Child Care. Most French mothers work and don't feel guilty about continuing their professional lives. One of the reasons for this might be the availability of high-quality, free child care. Government-funded and operated daycare centers, known as chreches, are popular, even among women who don't work. Other parents opt to hire nannies. Grandparents often care for children too. American takeaway: Stop feeling guilty about enjoying your work. It's okay to have a life outside of your children.
Mealtime. The French are known for their love of good food, but a little-known secret to their enjoyment is their restraint. French children eat three regular meals per day and only one snack—no munching all day long. When children arrive at the table, they're actually hungry, which may explain why French children are seldom picky. Here's another secret from practical French parents: French babies' first foods aren't single grain rice cereals or oats, writes Pamela Druckerman, author of Bringing Up Bebe. Young babies are served whatever the family is eating—pureed. Babies eat pureed roasted vegetables, braised leeks or even artichokes. French mothers give special attention to teaching children to enjoy and savor each flavor and texture. No mindlessly eating meals while watching television. Meals are still served as courses, and lunch or dinner may take two hours or more. Families eat together and meals are relaxed and enjoyable. French women place high priority on regaining their figures after childbirth. They also subscribe to a philosophy of restraint. Many avoid bread or sweets but indulge on the weekends. American takeaway: Make mealtimes a priority and celebrate good food.
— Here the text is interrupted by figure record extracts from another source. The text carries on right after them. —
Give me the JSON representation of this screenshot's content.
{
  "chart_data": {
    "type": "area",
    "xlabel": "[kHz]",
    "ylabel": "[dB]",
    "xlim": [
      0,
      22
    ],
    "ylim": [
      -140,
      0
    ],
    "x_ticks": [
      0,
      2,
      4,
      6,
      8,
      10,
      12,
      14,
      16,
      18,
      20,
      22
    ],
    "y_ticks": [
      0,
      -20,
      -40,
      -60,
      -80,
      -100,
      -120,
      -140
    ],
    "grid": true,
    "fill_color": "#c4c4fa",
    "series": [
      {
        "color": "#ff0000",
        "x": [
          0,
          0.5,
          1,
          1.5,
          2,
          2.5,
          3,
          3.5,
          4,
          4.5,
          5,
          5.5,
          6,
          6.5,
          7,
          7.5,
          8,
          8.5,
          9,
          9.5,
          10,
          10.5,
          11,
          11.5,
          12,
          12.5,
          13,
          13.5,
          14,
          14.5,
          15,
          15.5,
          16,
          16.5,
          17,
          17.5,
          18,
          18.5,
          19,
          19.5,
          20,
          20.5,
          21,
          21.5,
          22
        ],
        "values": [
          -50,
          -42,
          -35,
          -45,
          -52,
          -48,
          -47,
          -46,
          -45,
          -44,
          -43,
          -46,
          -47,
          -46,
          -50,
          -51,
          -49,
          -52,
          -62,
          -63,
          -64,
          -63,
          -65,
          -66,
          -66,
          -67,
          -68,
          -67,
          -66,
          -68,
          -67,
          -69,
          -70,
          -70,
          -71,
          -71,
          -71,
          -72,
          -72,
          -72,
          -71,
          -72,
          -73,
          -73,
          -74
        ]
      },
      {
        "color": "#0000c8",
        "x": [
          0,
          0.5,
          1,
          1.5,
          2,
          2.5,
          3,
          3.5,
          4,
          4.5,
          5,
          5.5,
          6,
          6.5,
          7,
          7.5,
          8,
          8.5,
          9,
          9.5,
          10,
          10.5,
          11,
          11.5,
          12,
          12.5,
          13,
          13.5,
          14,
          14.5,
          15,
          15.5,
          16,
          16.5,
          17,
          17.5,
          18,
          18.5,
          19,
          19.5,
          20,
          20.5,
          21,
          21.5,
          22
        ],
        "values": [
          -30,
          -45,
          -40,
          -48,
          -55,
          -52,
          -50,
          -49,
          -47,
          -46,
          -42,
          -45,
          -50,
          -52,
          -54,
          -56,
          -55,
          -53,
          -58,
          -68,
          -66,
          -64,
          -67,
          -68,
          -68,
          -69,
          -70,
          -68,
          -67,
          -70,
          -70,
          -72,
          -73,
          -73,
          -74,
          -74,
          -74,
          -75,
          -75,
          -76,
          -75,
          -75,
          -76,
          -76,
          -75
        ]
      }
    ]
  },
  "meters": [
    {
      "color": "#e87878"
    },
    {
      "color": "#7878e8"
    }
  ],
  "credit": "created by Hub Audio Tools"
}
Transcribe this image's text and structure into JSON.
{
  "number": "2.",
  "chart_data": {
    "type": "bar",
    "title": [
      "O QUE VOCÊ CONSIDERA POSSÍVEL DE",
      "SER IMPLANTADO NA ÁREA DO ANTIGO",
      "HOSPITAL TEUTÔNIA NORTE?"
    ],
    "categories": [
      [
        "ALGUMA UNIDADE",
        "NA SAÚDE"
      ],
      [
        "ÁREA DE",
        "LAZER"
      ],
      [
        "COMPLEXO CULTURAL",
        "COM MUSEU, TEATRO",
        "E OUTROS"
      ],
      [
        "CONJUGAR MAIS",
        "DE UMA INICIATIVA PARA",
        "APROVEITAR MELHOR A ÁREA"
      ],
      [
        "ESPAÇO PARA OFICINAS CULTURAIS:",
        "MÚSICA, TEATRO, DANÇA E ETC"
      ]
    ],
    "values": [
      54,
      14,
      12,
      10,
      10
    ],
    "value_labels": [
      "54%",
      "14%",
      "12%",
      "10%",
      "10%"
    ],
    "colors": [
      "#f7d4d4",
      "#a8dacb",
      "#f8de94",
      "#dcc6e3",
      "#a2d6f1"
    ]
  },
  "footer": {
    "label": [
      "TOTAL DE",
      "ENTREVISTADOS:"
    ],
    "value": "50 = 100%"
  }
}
Guidance. French mothers and fathers rarely spank or yell at kids, yet they usually have perfect control. How is this possible? The French view children as little people, capable of understanding and following directions from infancy. Watch a French maman and you'll notice that she talks to her child as one would to an adult. Perhaps expectations create reality. If you believe your 3-year-old is capable of sitting quietly at a restaurant, then she is. That's the method many French parents use to guide children. Blanc says, "A French mother teaches a child how to listen, how to be responsible and does not give in. We explain to our children what our expectations are and we follow through. A French parent is not scared of their children and acts in control." American takeaway: Trust yourself and trust that your child can behave. Consistently but kindly follow through.
Academics and activities. Older French children spend more time in school than American children and are expected to take their studies seriously. Yet, young children are allowed to develop at their own pace. No frantic schedules of foreign language, tennis instruction or structured playdates. French parents expect their children to learn to entertain themselves. American takeaway: Let kids be kids. Boredom isn't fatal.
Traditions and holidays. French families celebrate many of the traditions we celebrate, including birthdays and Christmas. One custom in France and most of Europe is that of the summer holiday. Living in France isn't cheap and most French people work long days. Come August, though, stores and businesses close down and the French go on holiday, vacationing at the beach or mountains for several weeks. American takeaway: Work to live; don't live to work.
Not every French parenting tradition would fly in our culture, but every culture has positive parenting aspects we can learn from. Take a parenting lesson from the French: Let kids be kids and allow yourself some fun too.